Do we actually need our text-to-speech running locally? Yes, but only if it doesn’t turn our laptops into space heaters while we’re trying to actually use them. For too long, the industry has treated “on-device” as a marketing buzzword rather than a technical requirement. We’ve been fed a diet of massive cloud models that sound great in a curated demo but feel like a chore in production because of the round-trip latency. The moment you introduce a network hop into a voice interaction, you’ve already lost the battle for natural conversation. Most “local” solutions we’ve seen lately actually just wrap a cloud API in a pretty shell, or they require a GPU that costs more than the average developer’s first car.
That is why the release of supertonic is interesting. It isn’t trying to out-parameterize the giants; instead, it focuses on the boring, difficult work of making multilingual TTS run natively via ONNX. For those of us who have spent time in the trenches of deployment, ONNX is the only sane way to handle the fragmented mess of local hardware. It allows a model to actually move across different runtimes without requiring the developer to rewrite the entire inference engine every time a new chip drops (or so the documentation suggests).
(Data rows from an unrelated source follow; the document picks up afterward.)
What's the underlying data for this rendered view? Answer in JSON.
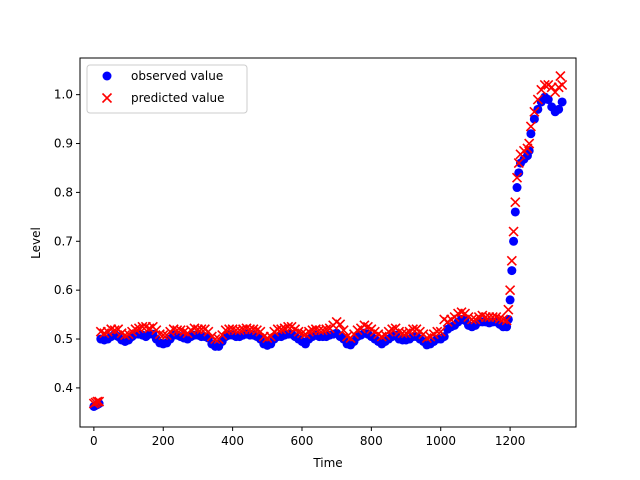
{
  "chart_data": {
    "type": "scatter",
    "title": "",
    "xlabel": "Time",
    "ylabel": "Level",
    "xlim": [
      -40,
      1390
    ],
    "ylim": [
      0.32,
      1.075
    ],
    "xticks": [
      0,
      200,
      400,
      600,
      800,
      1000,
      1200
    ],
    "yticks": [
      0.4,
      0.5,
      0.6,
      0.7,
      0.8,
      0.9,
      1.0
    ],
    "xtick_labels": [
      "0",
      "200",
      "400",
      "600",
      "800",
      "1000",
      "1200"
    ],
    "ytick_labels": [
      "0.4",
      "0.5",
      "0.6",
      "0.7",
      "0.8",
      "0.9",
      "1.0"
    ],
    "legend_position": "top-left",
    "grid": false,
    "series": [
      {
        "name": "observed value",
        "marker": "circle",
        "color": "#0000ff",
        "points": [
          [
            0,
            0.362
          ],
          [
            5,
            0.364
          ],
          [
            10,
            0.366
          ],
          [
            15,
            0.368
          ],
          [
            20,
            0.5
          ],
          [
            30,
            0.498
          ],
          [
            40,
            0.5
          ],
          [
            50,
            0.505
          ],
          [
            60,
            0.51
          ],
          [
            70,
            0.505
          ],
          [
            80,
            0.498
          ],
          [
            90,
            0.495
          ],
          [
            100,
            0.498
          ],
          [
            110,
            0.505
          ],
          [
            120,
            0.51
          ],
          [
            130,
            0.51
          ],
          [
            140,
            0.508
          ],
          [
            150,
            0.505
          ],
          [
            160,
            0.51
          ],
          [
            170,
            0.51
          ],
          [
            180,
            0.5
          ],
          [
            190,
            0.492
          ],
          [
            200,
            0.49
          ],
          [
            210,
            0.492
          ],
          [
            220,
            0.5
          ],
          [
            230,
            0.508
          ],
          [
            240,
            0.508
          ],
          [
            250,
            0.505
          ],
          [
            260,
            0.502
          ],
          [
            270,
            0.5
          ],
          [
            280,
            0.505
          ],
          [
            290,
            0.508
          ],
          [
            300,
            0.508
          ],
          [
            310,
            0.505
          ],
          [
            320,
            0.505
          ],
          [
            330,
            0.502
          ],
          [
            340,
            0.49
          ],
          [
            350,
            0.485
          ],
          [
            360,
            0.485
          ],
          [
            370,
            0.495
          ],
          [
            380,
            0.505
          ],
          [
            390,
            0.508
          ],
          [
            400,
            0.508
          ],
          [
            410,
            0.505
          ],
          [
            420,
            0.505
          ],
          [
            430,
            0.508
          ],
          [
            440,
            0.51
          ],
          [
            450,
            0.508
          ],
          [
            460,
            0.508
          ],
          [
            470,
            0.505
          ],
          [
            480,
            0.5
          ],
          [
            490,
            0.49
          ],
          [
            500,
            0.487
          ],
          [
            510,
            0.49
          ],
          [
            520,
            0.5
          ],
          [
            530,
            0.505
          ],
          [
            540,
            0.505
          ],
          [
            550,
            0.508
          ],
          [
            560,
            0.51
          ],
          [
            570,
            0.51
          ],
          [
            580,
            0.505
          ],
          [
            590,
            0.5
          ],
          [
            600,
            0.495
          ],
          [
            610,
            0.49
          ],
          [
            620,
            0.5
          ],
          [
            630,
            0.505
          ],
          [
            640,
            0.508
          ],
          [
            650,
            0.505
          ],
          [
            660,
            0.505
          ],
          [
            670,
            0.505
          ],
          [
            680,
            0.508
          ],
          [
            690,
            0.51
          ],
          [
            700,
            0.512
          ],
          [
            710,
            0.505
          ],
          [
            720,
            0.5
          ],
          [
            730,
            0.49
          ],
          [
            740,
            0.488
          ],
          [
            750,
            0.495
          ],
          [
            760,
            0.505
          ],
          [
            770,
            0.508
          ],
          [
            780,
            0.512
          ],
          [
            790,
            0.51
          ],
          [
            800,
            0.505
          ],
          [
            810,
            0.5
          ],
          [
            820,
            0.495
          ],
          [
            830,
            0.49
          ],
          [
            840,
            0.495
          ],
          [
            850,
            0.5
          ],
          [
            860,
            0.505
          ],
          [
            870,
            0.508
          ],
          [
            880,
            0.5
          ],
          [
            890,
            0.498
          ],
          [
            900,
            0.498
          ],
          [
            910,
            0.5
          ],
          [
            920,
            0.505
          ],
          [
            930,
            0.505
          ],
          [
            940,
            0.5
          ],
          [
            950,
            0.495
          ],
          [
            960,
            0.488
          ],
          [
            970,
            0.49
          ],
          [
            980,
            0.495
          ],
          [
            990,
            0.5
          ],
          [
            1000,
            0.5
          ],
          [
            1010,
            0.505
          ],
          [
            1020,
            0.52
          ],
          [
            1030,
            0.525
          ],
          [
            1040,
            0.528
          ],
          [
            1050,
            0.535
          ],
          [
            1060,
            0.54
          ],
          [
            1070,
            0.538
          ],
          [
            1080,
            0.528
          ],
          [
            1090,
            0.525
          ],
          [
            1100,
            0.528
          ],
          [
            1110,
            0.535
          ],
          [
            1120,
            0.535
          ],
          [
            1130,
            0.535
          ],
          [
            1140,
            0.533
          ],
          [
            1150,
            0.535
          ],
          [
            1160,
            0.535
          ],
          [
            1170,
            0.53
          ],
          [
            1180,
            0.525
          ],
          [
            1190,
            0.525
          ],
          [
            1195,
            0.54
          ],
          [
            1200,
            0.58
          ],
          [
            1205,
            0.64
          ],
          [
            1210,
            0.7
          ],
          [
            1215,
            0.76
          ],
          [
            1220,
            0.81
          ],
          [
            1225,
            0.84
          ],
          [
            1230,
            0.86
          ],
          [
            1240,
            0.868
          ],
          [
            1250,
            0.875
          ],
          [
            1255,
            0.885
          ],
          [
            1260,
            0.92
          ],
          [
            1270,
            0.95
          ],
          [
            1280,
            0.97
          ],
          [
            1290,
            0.985
          ],
          [
            1300,
            0.995
          ],
          [
            1310,
            0.99
          ],
          [
            1320,
            0.975
          ],
          [
            1330,
            0.965
          ],
          [
            1340,
            0.97
          ],
          [
            1350,
            0.985
          ]
        ]
      },
      {
        "name": "predicted value",
        "marker": "x",
        "color": "#ff0000",
        "points": [
          [
            0,
            0.368
          ],
          [
            5,
            0.37
          ],
          [
            10,
            0.372
          ],
          [
            15,
            0.372
          ],
          [
            20,
            0.515
          ],
          [
            30,
            0.512
          ],
          [
            40,
            0.515
          ],
          [
            50,
            0.52
          ],
          [
            60,
            0.518
          ],
          [
            70,
            0.52
          ],
          [
            80,
            0.512
          ],
          [
            90,
            0.508
          ],
          [
            100,
            0.51
          ],
          [
            110,
            0.515
          ],
          [
            120,
            0.52
          ],
          [
            130,
            0.522
          ],
          [
            140,
            0.525
          ],
          [
            150,
            0.525
          ],
          [
            160,
            0.522
          ],
          [
            170,
            0.525
          ],
          [
            180,
            0.518
          ],
          [
            190,
            0.51
          ],
          [
            200,
            0.508
          ],
          [
            210,
            0.508
          ],
          [
            220,
            0.515
          ],
          [
            230,
            0.52
          ],
          [
            240,
            0.518
          ],
          [
            250,
            0.518
          ],
          [
            260,
            0.515
          ],
          [
            270,
            0.512
          ],
          [
            280,
            0.518
          ],
          [
            290,
            0.522
          ],
          [
            300,
            0.52
          ],
          [
            310,
            0.52
          ],
          [
            320,
            0.52
          ],
          [
            330,
            0.515
          ],
          [
            340,
            0.505
          ],
          [
            350,
            0.5
          ],
          [
            360,
            0.5
          ],
          [
            370,
            0.508
          ],
          [
            380,
            0.518
          ],
          [
            390,
            0.52
          ],
          [
            400,
            0.52
          ],
          [
            410,
            0.518
          ],
          [
            420,
            0.518
          ],
          [
            430,
            0.52
          ],
          [
            440,
            0.522
          ],
          [
            450,
            0.52
          ],
          [
            460,
            0.52
          ],
          [
            470,
            0.518
          ],
          [
            480,
            0.515
          ],
          [
            490,
            0.505
          ],
          [
            500,
            0.502
          ],
          [
            510,
            0.505
          ],
          [
            520,
            0.515
          ],
          [
            530,
            0.52
          ],
          [
            540,
            0.52
          ],
          [
            550,
            0.522
          ],
          [
            560,
            0.525
          ],
          [
            570,
            0.525
          ],
          [
            580,
            0.52
          ],
          [
            590,
            0.515
          ],
          [
            600,
            0.512
          ],
          [
            610,
            0.51
          ],
          [
            620,
            0.515
          ],
          [
            630,
            0.518
          ],
          [
            640,
            0.52
          ],
          [
            650,
            0.518
          ],
          [
            660,
            0.518
          ],
          [
            670,
            0.52
          ],
          [
            680,
            0.522
          ],
          [
            690,
            0.528
          ],
          [
            700,
            0.535
          ],
          [
            710,
            0.53
          ],
          [
            720,
            0.518
          ],
          [
            730,
            0.505
          ],
          [
            740,
            0.502
          ],
          [
            750,
            0.51
          ],
          [
            760,
            0.518
          ],
          [
            770,
            0.522
          ],
          [
            780,
            0.528
          ],
          [
            790,
            0.525
          ],
          [
            800,
            0.52
          ],
          [
            810,
            0.515
          ],
          [
            820,
            0.51
          ],
          [
            830,
            0.505
          ],
          [
            840,
            0.508
          ],
          [
            850,
            0.515
          ],
          [
            860,
            0.52
          ],
          [
            870,
            0.522
          ],
          [
            880,
            0.515
          ],
          [
            890,
            0.512
          ],
          [
            900,
            0.512
          ],
          [
            910,
            0.515
          ],
          [
            920,
            0.52
          ],
          [
            930,
            0.52
          ],
          [
            940,
            0.515
          ],
          [
            950,
            0.51
          ],
          [
            960,
            0.502
          ],
          [
            970,
            0.505
          ],
          [
            980,
            0.51
          ],
          [
            990,
            0.515
          ],
          [
            1000,
            0.515
          ],
          [
            1010,
            0.54
          ],
          [
            1020,
            0.535
          ],
          [
            1030,
            0.54
          ],
          [
            1040,
            0.545
          ],
          [
            1050,
            0.552
          ],
          [
            1060,
            0.555
          ],
          [
            1070,
            0.552
          ],
          [
            1080,
            0.545
          ],
          [
            1090,
            0.54
          ],
          [
            1100,
            0.54
          ],
          [
            1110,
            0.545
          ],
          [
            1120,
            0.548
          ],
          [
            1130,
            0.545
          ],
          [
            1140,
            0.545
          ],
          [
            1150,
            0.545
          ],
          [
            1160,
            0.545
          ],
          [
            1170,
            0.542
          ],
          [
            1180,
            0.54
          ],
          [
            1190,
            0.538
          ],
          [
            1195,
            0.56
          ],
          [
            1200,
            0.6
          ],
          [
            1205,
            0.66
          ],
          [
            1210,
            0.72
          ],
          [
            1215,
            0.78
          ],
          [
            1220,
            0.83
          ],
          [
            1225,
            0.86
          ],
          [
            1230,
            0.878
          ],
          [
            1240,
            0.885
          ],
          [
            1250,
            0.89
          ],
          [
            1255,
            0.9
          ],
          [
            1260,
            0.935
          ],
          [
            1270,
            0.965
          ],
          [
            1280,
            0.99
          ],
          [
            1290,
            1.01
          ],
          [
            1300,
            1.02
          ],
          [
            1310,
            1.02
          ],
          [
            1320,
            1.015
          ],
          [
            1330,
            1.005
          ],
          [
            1340,
            1.015
          ],
          [
            1345,
            1.038
          ],
          [
            1350,
            1.02
          ]
        ]
      }
    ]
  }
}
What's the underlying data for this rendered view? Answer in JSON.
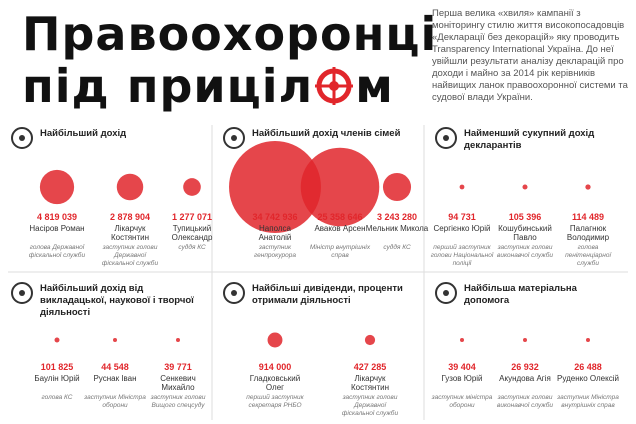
{
  "header": {
    "title_line1": "Правоохоронці",
    "title_line2_start": "під приціл",
    "title_line2_end": "м",
    "intro": "Перша велика «хвиля» кампанії з моніторингу стилю життя високопосадовців «Декларації без декорацій» яку проводить Transparency International Україна. До неї увійшли результати аналізу декларацій про доходи і майно за 2014 рік керівників найвищих ланок правоохоронної системи та судової влади України."
  },
  "sections": [
    {
      "title": "Найбільший дохід",
      "items": [
        {
          "amount": {
            "value": 4819039,
            "label": "4 819 039"
          },
          "name": "Насіров Роман",
          "role": "голова Державної фіскальної служби"
        },
        {
          "amount": {
            "value": 2878904,
            "label": "2 878 904"
          },
          "name": "Лікарчук Костянтин",
          "role": "заступник голови Державної фіскальної служби"
        },
        {
          "amount": {
            "value": 1277071,
            "label": "1 277 071"
          },
          "name": "Тупицький Олександр",
          "role": "суддя КС"
        }
      ]
    },
    {
      "title": "Найбільший дохід членів сімей",
      "items": [
        {
          "amount": {
            "value": 34742936,
            "label": "34 742 936"
          },
          "name": "Наполса Анатолій",
          "role": "заступник генпрокурора"
        },
        {
          "amount": {
            "value": 25358646,
            "label": "25 358 646"
          },
          "name": "Аваков Арсен",
          "role": "Міністр внутрішніх справ"
        },
        {
          "amount": {
            "value": 3243280,
            "label": "3 243 280"
          },
          "name": "Мельник Микола",
          "role": "суддя КС"
        }
      ]
    },
    {
      "title": "Найменший сукупний дохід декларантів",
      "items": [
        {
          "amount": {
            "value": 94731,
            "label": "94 731"
          },
          "name": "Сергієнко Юрій",
          "role": "перший заступник голови Національної поліції"
        },
        {
          "amount": {
            "value": 105396,
            "label": "105 396"
          },
          "name": "Кошубинський Павло",
          "role": "заступник голови виконавчої служби"
        },
        {
          "amount": {
            "value": 114489,
            "label": "114 489"
          },
          "name": "Палагнюк Володимир",
          "role": "голова пенітенціарної служби"
        }
      ]
    },
    {
      "title": "Найбільший дохід від викладацької, наукової і творчої діяльності",
      "items": [
        {
          "amount": {
            "value": 101825,
            "label": "101 825"
          },
          "name": "Баулін Юрій",
          "role": "голова КС"
        },
        {
          "amount": {
            "value": 44548,
            "label": "44 548"
          },
          "name": "Руснак Іван",
          "role": "заступник Міністра оборони"
        },
        {
          "amount": {
            "value": 39771,
            "label": "39 771"
          },
          "name": "Сенкевич Михайло",
          "role": "заступник голови Вищого спецсуду"
        }
      ]
    },
    {
      "title": "Найбільші дивіденди, проценти отримали діяльності",
      "items": [
        {
          "amount": {
            "value": 914000,
            "label": "914 000"
          },
          "name": "Гладковський Олег",
          "role": "перший заступник секретаря РНБО"
        },
        {
          "amount": {
            "value": 427285,
            "label": "427 285"
          },
          "name": "Лікарчук Костянтин",
          "role": "заступник голови Державної фіскальної служби"
        }
      ]
    },
    {
      "title": "Найбільша матеріальна допомога",
      "items": [
        {
          "amount": {
            "value": 39404,
            "label": "39 404"
          },
          "name": "Гузов Юрій",
          "role": "заступник міністра оборони"
        },
        {
          "amount": {
            "value": 26932,
            "label": "26 932"
          },
          "name": "Акундова Агія",
          "role": "заступник голови виконавчої служби"
        },
        {
          "amount": {
            "value": 26488,
            "label": "26 488"
          },
          "name": "Руденко Олексій",
          "role": "заступник Міністра внутрішніх справ"
        }
      ]
    }
  ]
}
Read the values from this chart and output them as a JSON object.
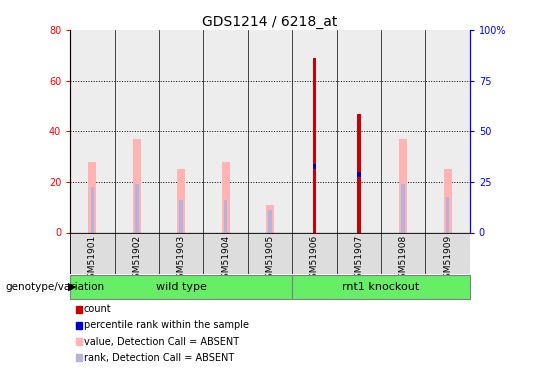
{
  "title": "GDS1214 / 6218_at",
  "samples": [
    "GSM51901",
    "GSM51902",
    "GSM51903",
    "GSM51904",
    "GSM51905",
    "GSM51906",
    "GSM51907",
    "GSM51908",
    "GSM51909"
  ],
  "count_values": [
    0,
    0,
    0,
    0,
    0,
    69,
    47,
    0,
    0
  ],
  "percentile_rank": [
    0,
    0,
    0,
    0,
    0,
    26,
    23,
    0,
    0
  ],
  "value_absent": [
    28,
    37,
    25,
    28,
    11,
    0,
    0,
    37,
    25
  ],
  "rank_absent": [
    18,
    19,
    13,
    13,
    9,
    0,
    0,
    19,
    14
  ],
  "ylim_left": [
    0,
    80
  ],
  "ylim_right": [
    0,
    100
  ],
  "yticks_left": [
    0,
    20,
    40,
    60,
    80
  ],
  "yticks_right": [
    0,
    25,
    50,
    75,
    100
  ],
  "ytick_labels_left": [
    "0",
    "20",
    "40",
    "60",
    "80"
  ],
  "ytick_labels_right": [
    "0",
    "25",
    "50",
    "75",
    "100%"
  ],
  "color_count": "#cc0000",
  "color_percentile": "#0000cc",
  "color_value_absent": "#ffb3b3",
  "color_rank_absent": "#b3b3dd",
  "color_col_bg": "#dddddd",
  "group_label": "genotype/variation",
  "group1_name": "wild type",
  "group2_name": "rnt1 knockout",
  "group1_count": 5,
  "group2_count": 4,
  "group_color": "#66ee66",
  "legend_items": [
    {
      "label": "count",
      "color": "#cc0000"
    },
    {
      "label": "percentile rank within the sample",
      "color": "#0000cc"
    },
    {
      "label": "value, Detection Call = ABSENT",
      "color": "#ffb3b3"
    },
    {
      "label": "rank, Detection Call = ABSENT",
      "color": "#b3b3dd"
    }
  ]
}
By targeting a runtime that is actually portable, they are attacking the biggest friction point in local AI: the installation process.
Of course, “lightning-fast” is a relative term. The real-world friction always comes down to the runtime environment and the specific version of ONNX you’re fighting with on a given OS. There is a specific kind of hell reserved for developers trying to align C++ runtimes across Windows and Linux while keeping VRAM usage under a ceiling that doesn’t crash the rest of the system. Even with an optimized model, you’re still at the mercy of the user’s hardware. If the weights are too heavy for a mid-range laptop or if the memory bandwidth is throttled, the speed gains are purely academic. Or maybe not—if the quantization is tight enough, it might actually be usable.
Still, the strategic move here is the pivot away from the cloud. The obsession with massive, centralized models has created a bottleneck that makes real-time agents feel clunky and robotic. Using a cloud-based TTS for a local agent is like trying to have a conversation through a bad long-distance phone call from 1994—you spend half the time waiting for the other person to realize you’ve finished your sentence. Who actually enjoys waiting three seconds for a voice response in a real-time loop? It kills the UX and makes the entire “AI assistant” concept feel like a toy rather than a tool.
The industry needs to stop chasing the highest possible MOS (Mean Opinion Score) in a vacuum and start prioritizing the “last mile” of execution. A model that sounds 5% less human but responds in 50 milliseconds is infinitely more useful than a perfect voice that lags. We have reached a point of diminishing returns on audio fidelity; the real frontier is now the temporal gap between input and output. If you can’t interrupt the AI because the server is still processing the previous token, you don’t have a conversation—you have a series of monologues.
By Q4, we will see a wave of local-first AI agents that ditch cloud TTS entirely to avoid this latency tax, moving toward a standard where the voice is an integrated part of the local binary rather than an API call. This shift will force a reckoning for the API providers who have been charging by the character for something that can now be done on a decent MacBook. The value is shifting from the model weights to the runtime optimization. Whoever makes the voice feel the most “instant” wins, regardless of whether they have the most parameters.
It’s a win for the edge, provided the weights actually fit.